「瞬一おはよ!」


その声は、教室のどこからか聞こえてきた。

今まで周りの話し声なんて全く耳に入っていなかったのに、突然頭の中をいっぱいにされている名前が聞こえて、危うく声が出そうになった。


声の元を振り返る。

瞬一と彼の名前を呼んだのは、私のクラスメイトだ。


その横には今いちばん会いたくなくて、でももう会えなくなるのは辛い人の姿があった。

おはよう、とたったひとこと返事をしたその一瞬の彼の声だけで、自分の心がこんなにもぐらぐらと揺れてしまうことに驚く。


私は机の上に広げたノートに目を落として、なるべく気配を消すことに徹した。

彼が学校で声をかけてきたことはない。
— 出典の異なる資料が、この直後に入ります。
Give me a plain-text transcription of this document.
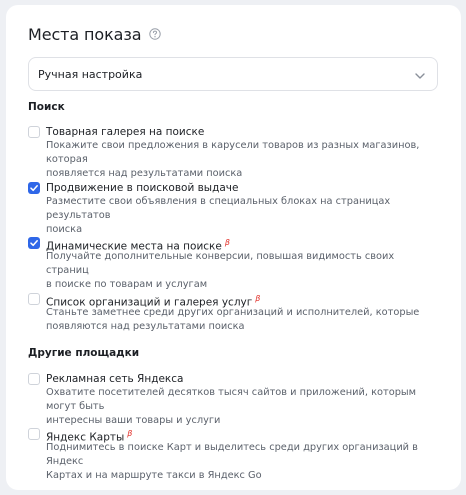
Места показа
Ручная настройка
Поиск
Товарная галерея на поиске
Покажите свои предложения в карусели товаров из разных магазинов, которая
появляется над результатами поиска
Продвижение в поисковой выдаче
Разместите свои объявления в специальных блоках на страницах результатов
поиска
Динамические места на поиске $^\beta$
Получайте дополнительные конверсии, повышая видимость своих страниц
в поиске по товарам и услугам
Список организаций и галерея услуг $^\beta$
Станьте заметнее среди других организаций и исполнителей, которые
появляются над результатами поиска
Другие площадки
Рекламная сеть Яндекса
Охватите посетителей десятков тысяч сайтов и приложений, которым могут быть
интересны ваши товары и услуги
Яндекс Карты $^\beta$
Поднимитесь в поиске Карт и выделитесь среди других организаций в Яндекс
Картах и на маршруте такси в Яндекс Go
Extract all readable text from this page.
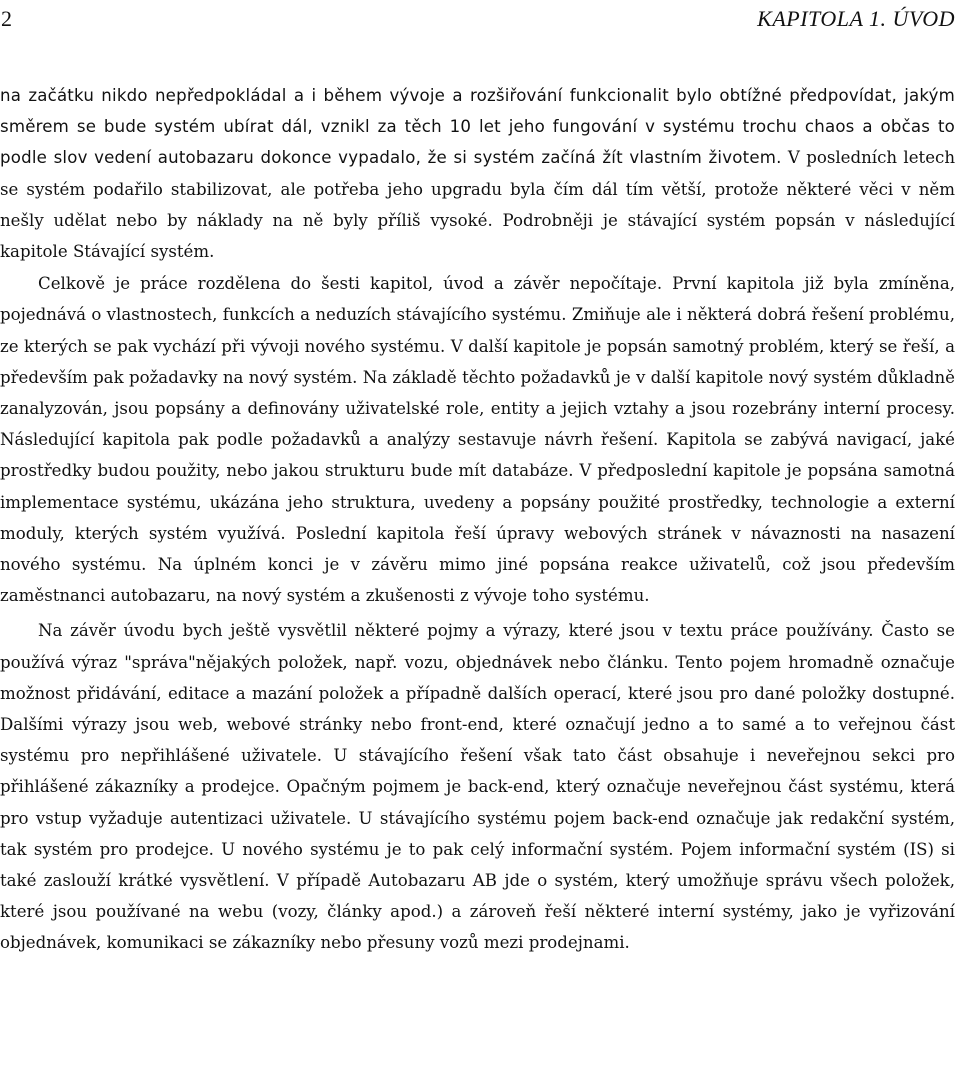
2	KAPITOLA 1. ÚVOD

na začátku nikdo nepředpokládal a i během vývoje a rozšiřování funkcionalit bylo obtížné předpovídat, jakým směrem se bude systém ubírat dál, vznikl za těch 10 let jeho fungování v systému trochu chaos a občas to podle slov vedení autobazaru dokonce vypadalo, že si systém začíná žít vlastním životem. V posledních letech se systém podařilo stabilizovat, ale potřeba jeho upgradu byla čím dál tím větší, protože některé věci v něm nešly udělat nebo by náklady na ně byly příliš vysoké. Podrobněji je stávající systém popsán v následující kapitole Stávající systém.

Celkově je práce rozdělena do šesti kapitol, úvod a závěr nepočítaje. První kapitola již byla zmíněna, pojednává o vlastnostech, funkcích a neduzích stávajícího systému. Zmiňuje ale i některá dobrá řešení problému, ze kterých se pak vychází při vývoji nového systému. V další kapitole je popsán samotný problém, který se řeší, a především pak požadavky na nový systém. Na základě těchto požadavků je v další kapitole nový systém důkladně zanalyzován, jsou popsány a definovány uživatelské role, entity a jejich vztahy a jsou rozebrány interní procesy. Následující kapitola pak podle požadavků a analýzy sestavuje návrh řešení. Kapitola se zabývá navigací, jaké prostředky budou použity, nebo jakou strukturu bude mít databáze. V předposlední kapitole je popsána samotná implementace systému, ukázána jeho struktura, uvedeny a popsány použité prostředky, technologie a externí moduly, kterých systém využívá. Poslední kapitola řeší úpravy webových stránek v návaznosti na nasazení nového systému. Na úplném konci je v závěru mimo jiné popsána reakce uživatelů, což jsou především zaměstnanci autobazaru, na nový systém a zkušenosti z vývoje toho systému.

Na závěr úvodu bych ještě vysvětlil některé pojmy a výrazy, které jsou v textu práce používány. Často se používá výraz "správa"nějakých položek, např. vozu, objednávek nebo článku. Tento pojem hromadně označuje možnost přidávání, editace a mazání položek a případně dalších operací, které jsou pro dané položky dostupné. Dalšími výrazy jsou web, webové stránky nebo front-end, které označují jedno a to samé a to veřejnou část systému pro nepřihlášené uživatele. U stávajícího řešení však tato část obsahuje i neveřejnou sekci pro přihlášené zákazníky a prodejce. Opačným pojmem je back-end, který označuje neveřejnou část systému, která pro vstup vyžaduje autentizaci uživatele. U stávajícího systému pojem back-end označuje jak redakční systém, tak systém pro prodejce. U nového systému je to pak celý informační systém. Pojem informační systém (IS) si také zaslouží krátké vysvětlení. V případě Autobazaru AB jde o systém, který umožňuje správu všech položek, které jsou používané na webu (vozy, články apod.) a zároveň řeší některé interní systémy, jako je vyřizování objednávek, komunikaci se zákazníky nebo přesuny vozů mezi prodejnami.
すれ違った時に会釈をするくらいだ。

違うクラスの彼が私のクラスにやってくるのは私の知る限りでこれが初めてだけれど、他の誰かに用件があるのかもしれない。


「どうしたの?お前」


聞き耳を立てているつもりはないのに、彼とクラスメイトの会話が刺すように私の耳に入ってくる。


「んーちょっとねー」


彼はそう言葉を濁しながら、歩みを進める。

足音がどんどんこちらに近づいてくる。


でもまだ分かんない!

私の前の席にいるのは、サッカー部のキャプテンで人気者の阪口くんだ。

阪口くんは友達が多いから、彼と仲が良くてもおかしくない。


そんな私の切実な願いも虚しく、彼は私の真横で歩みを止める。


「橋本、ちょっといい?」


地味でほとんどクラスメイトとも話さない私が、他のクラスの男子から声をかけられるなどという珍しい光景に、クラスの何人かが気づいて注目しているのが分かった。
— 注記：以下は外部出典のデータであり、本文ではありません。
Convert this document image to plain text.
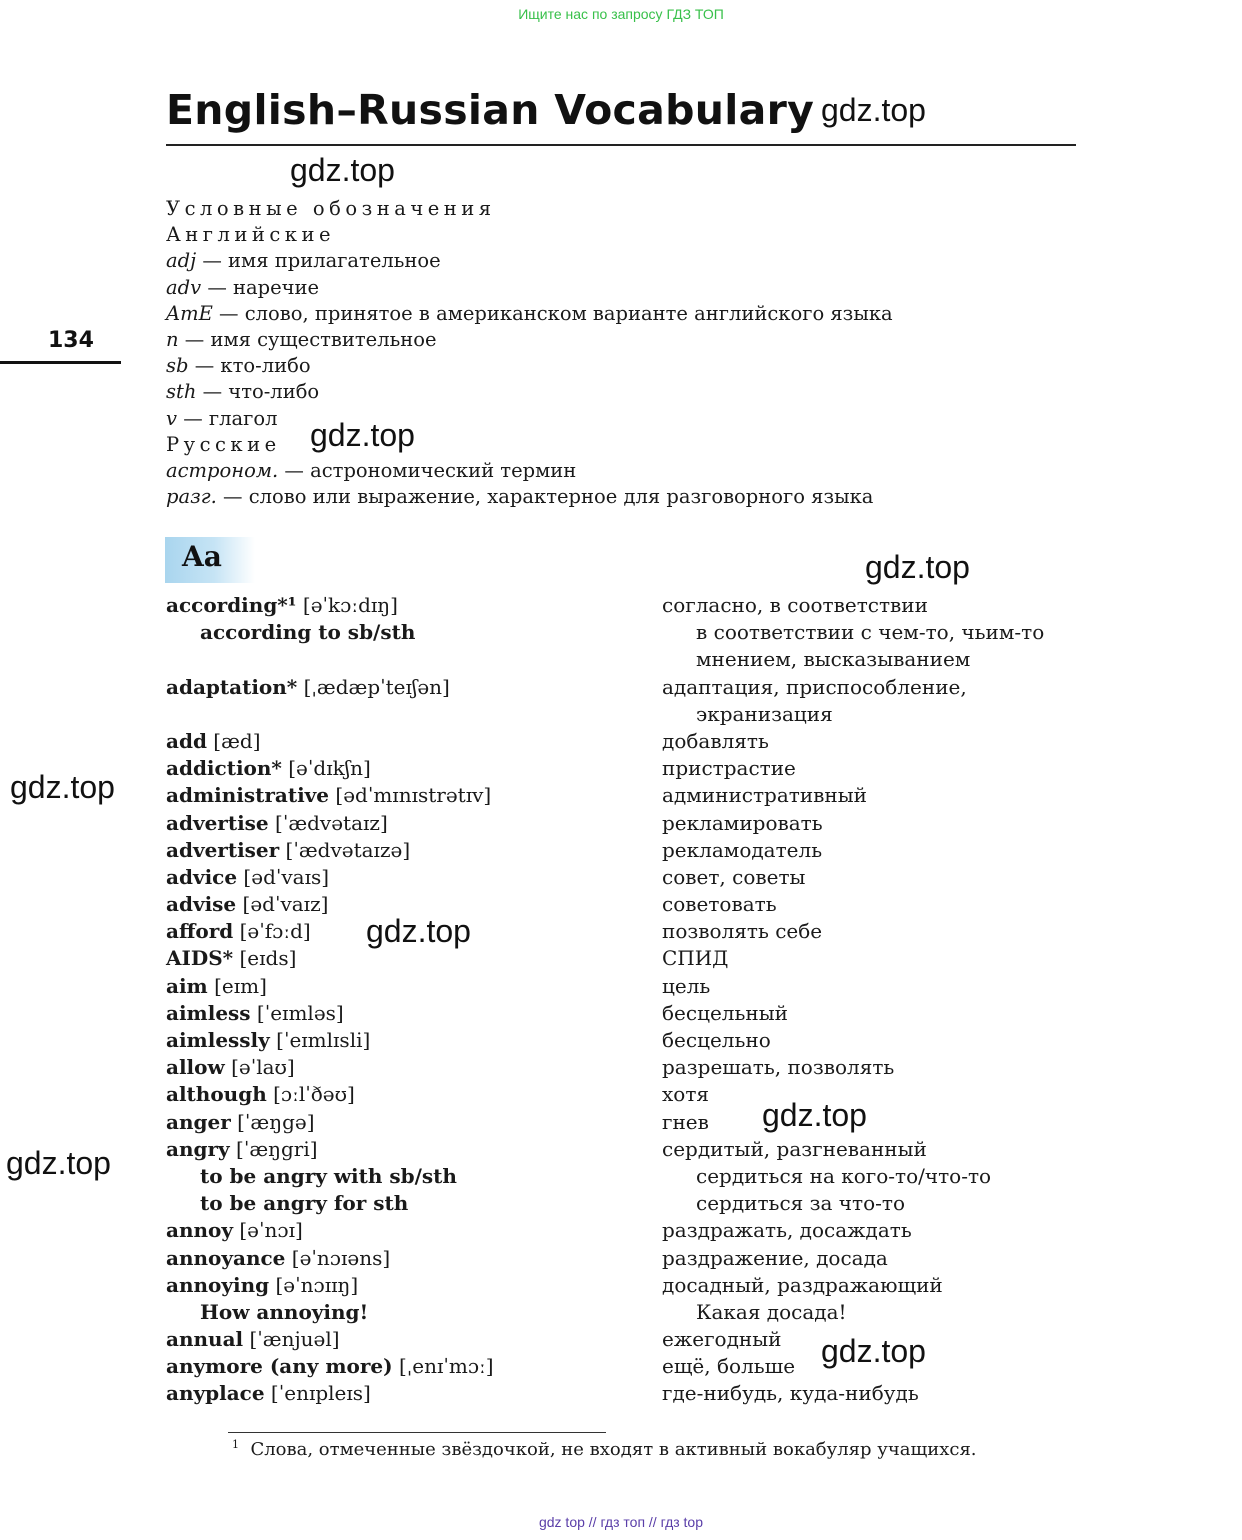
Ищите нас по запросу ГДЗ ТОП
English–Russian Vocabulary
134
Условные обозначения
Английские
adj — имя прилагательное
adv — наречие
AmE — слово, принятое в американском варианте английского языка
n — имя существительное
sb — кто-либо
sth — что-либо
v — глагол
Русские
астроном. — астрономический термин
разг. — слово или выражение, характерное для разговорного языка
Aa
according*¹ [əˈkɔːdɪŋ]
according to sb/sth
adaptation* [ˌædæpˈteɪʃən]
add [æd]
addiction* [əˈdɪkʃn]
administrative [ədˈmɪnɪstrətɪv]
advertise [ˈædvətaɪz]
advertiser [ˈædvətaɪzə]
advice [ədˈvaɪs]
advise [ədˈvaɪz]
afford [əˈfɔːd]
AIDS* [eɪds]
aim [eɪm]
aimless [ˈeɪmləs]
aimlessly [ˈeɪmlɪsli]
allow [əˈlaʊ]
although [ɔːlˈðəʊ]
anger [ˈæŋgə]
angry [ˈæŋgri]
to be angry with sb/sth
to be angry for sth
annoy [əˈnɔɪ]
annoyance [əˈnɔɪəns]
annoying [əˈnɔɪɪŋ]
How annoying!
annual [ˈænjuəl]
anymore (any more) [ˌenɪˈmɔː]
anyplace [ˈenɪpleɪs]
согласно, в соответствии
в соответствии с чем-то, чьим-то
мнением, высказыванием
адаптация, приспособление,
экранизация
добавлять
пристрастие
административный
рекламировать
рекламодатель
совет, советы
советовать
позволять себе
СПИД
цель
бесцельный
бесцельно
разрешать, позволять
хотя
гнев
сердитый, разгневанный
сердиться на кого-то/что-то
сердиться за что-то
раздражать, досаждать
раздражение, досада
досадный, раздражающий
Какая досада!
ежегодный
ещё, больше
где-нибудь, куда-нибудь
$^1$ Слова, отмеченные звёздочкой, не входят в активный вокабуляр учащихся.
gdz top // гдз топ // гдз top
gdz.top
gdz.top
gdz.top
gdz.top
gdz.top
gdz.top
gdz.top
gdz.top
gdz.top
例に漏れず、先ほど彼に挨拶をしたクラスメイトもである。

その居たたまれなさと、彼に話しかけられた焦りで、何の言い訳も思いつかず、昨日と同じようにこくこくこくと頷いてしまう。


はやく、早くこの時間を乗り越えたい…!


すると、彼はふわっと頰を綻ばせた。


「じゃあ、行こう」


彼は私の右手を掴むと、いつもの彼よりはほんの少しだけ強引に、でもそれ以上に優しく、私を立ち上がらせた。

クラスメイトの注目がさらに集まる。

彼はそれに気づいていないのか、気づいていて無視をしているのか、私の手を引いてそのまま教室を出ていく。